Yesterday I went to my local board shop and purchased a set of Forum Aura bindings on sale. In store, they fitted the bindings to my boot and put them on the board. Today, I tried to fit my boot into the bindings and found that the boot didn't go down all the way so the heel doesn't touch the bottom of the binding at the back. If you look at the back of the bindings there is a gap about 2cm wide between the boot and the binding...The boots are Head. I then compared the fit of the new bindings and boots to the old bindings with the boots. The fit of the old bindings to the boots (both Head) was perfect. 

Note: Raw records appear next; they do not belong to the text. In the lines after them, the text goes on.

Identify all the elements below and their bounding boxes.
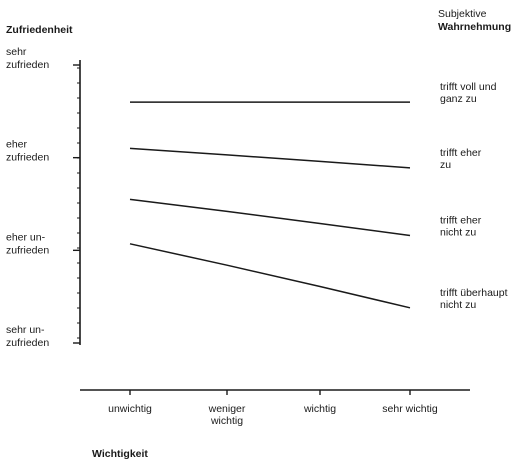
y-level-label: eher zufrieden <box>6 139 49 164</box>
y-level-label: sehr zufrieden <box>6 46 49 71</box>
series-label: trifft voll und ganz zu <box>440 81 497 105</box>
series-line <box>129 147 411 169</box>
x-tick-label: unwichtig <box>108 403 152 415</box>
series-label: trifft überhaupt nicht zu <box>440 287 508 311</box>
series-line <box>129 198 411 237</box>
series-line <box>129 243 411 309</box>
y-level-label: eher un-zufrieden <box>6 231 49 256</box>
series-label: trifft eher zu <box>440 147 482 171</box>
x-tick-label: sehr wichtig <box>382 403 438 415</box>
legend-title-line2: Wahrnehmung <box>438 21 511 33</box>
legend-title-line1: Subjektive <box>438 8 487 20</box>
y-level-label: sehr un-zufrieden <box>6 324 49 349</box>
x-axis-title: Wichtigkeit <box>92 448 148 460</box>
x-tick-label: weniger wichtig <box>208 403 246 427</box>
x-tick-label: wichtig <box>303 403 336 415</box>
series-label: trifft eher nicht zu <box>440 215 482 239</box>
y-axis-title: Zufriedenheit <box>6 24 73 36</box>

Does anyone have any suggestions on how to improve the fit of the Forum bindings and boots? The ankle strap is already on the longest hole so I can't make it any bigger. Even then it is tight to put on. Basically I'm at a loss as to what to do. Any help would be much appreciated!


----------



## roma (Jul 28, 2012)

I'll try and take some pictures tonight for you guys to see. Thanks!


----------



## Alex B (Nov 12, 2012)

Sounds like they sold you the wrong size binding. I had similar when I bought large K2 bindings for my 32 boots, they fitted but took a lot of pulling to get the heel back out. Changed for the Extra Large and they fit fine.

Alex B


----------